Yes, there are good reasons, or at least good rationalizations, for Congress's finally passing a farm bill this year, the best being to remove farmers' uncertainty about just what role the feds will play on their farms before spring planting is here.

But there were also crass, self-serving political reasons to pass this squealer, as there always are. Having learned their lesson (Politics Before Principle 101) after the Great Government Shutdown of 2013, the slow but politically educable Republicans in the House have decided not to repeat that political blunder in time for the midterm elections this year, when they might actually make gains this time out rather than embarrass themselves election night.

There are always good reasons to compromise principle. That's how it disappears in politics -- except among those profiles in courage like Tom Cotton, who put his finger on the principal problem with this farm bill. It still links farm subsidies to the food-stamp program in a textbook example of log-rolling. ("You show me yours, I'll show you mine, and we'll vote for both.") That's a continuing pity and shame because the unfairly maligned food-stamp program should be able to stand on its own. For its benefits go directly to the poor who need them, not millionaire "farmers."

Yes, the food-stamp rolls have grown since 2008 -- in tandem with the Great Recession and the greater number of poor, even hungry folks. But it remains one of the better administered and just plain decent government programs in existence.
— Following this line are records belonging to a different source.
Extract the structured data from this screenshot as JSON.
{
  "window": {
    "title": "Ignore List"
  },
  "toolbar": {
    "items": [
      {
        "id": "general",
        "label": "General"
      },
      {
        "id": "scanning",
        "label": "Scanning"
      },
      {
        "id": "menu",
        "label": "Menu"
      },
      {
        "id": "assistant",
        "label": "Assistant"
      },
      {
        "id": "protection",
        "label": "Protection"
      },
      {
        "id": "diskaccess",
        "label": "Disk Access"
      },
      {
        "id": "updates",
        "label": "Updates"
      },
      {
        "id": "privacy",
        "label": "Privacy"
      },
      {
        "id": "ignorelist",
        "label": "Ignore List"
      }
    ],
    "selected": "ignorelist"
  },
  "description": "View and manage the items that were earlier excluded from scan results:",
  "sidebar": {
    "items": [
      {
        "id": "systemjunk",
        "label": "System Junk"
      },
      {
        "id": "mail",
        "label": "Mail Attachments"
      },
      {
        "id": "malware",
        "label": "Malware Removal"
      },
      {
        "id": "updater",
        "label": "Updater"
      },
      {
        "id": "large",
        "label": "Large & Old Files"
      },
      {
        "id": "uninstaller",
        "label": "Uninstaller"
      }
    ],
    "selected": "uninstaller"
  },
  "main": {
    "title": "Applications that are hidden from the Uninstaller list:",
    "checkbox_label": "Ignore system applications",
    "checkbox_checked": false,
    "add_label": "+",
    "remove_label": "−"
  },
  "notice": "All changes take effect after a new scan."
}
It should never have been yoked with a gigantic vat of pork like the farm bill. But that's how Washington has become accustomed to working, and what the American people have become accustomed to accepting in our public "servants," even when they're serving private greed.

Passing a farm bill is a great triumph -- but only for the farm lobby, not the rest of us.

It takes a clear-eyed Tom Cotton to tell us what's happening right before our eyes -- and have the courage to vote against it. No wonder he's become a rising star in his party. This year he's taking on one of the Democrats' old seatwarmers in the Senate -- Mark Pryor, who's never met a principle he couldn't compromise and call the result "moderation."

What a nice change, and great senator, Tom Cotton might make. Talk about shaking things up. Nothing might do that in Washington like just telling the simple truth.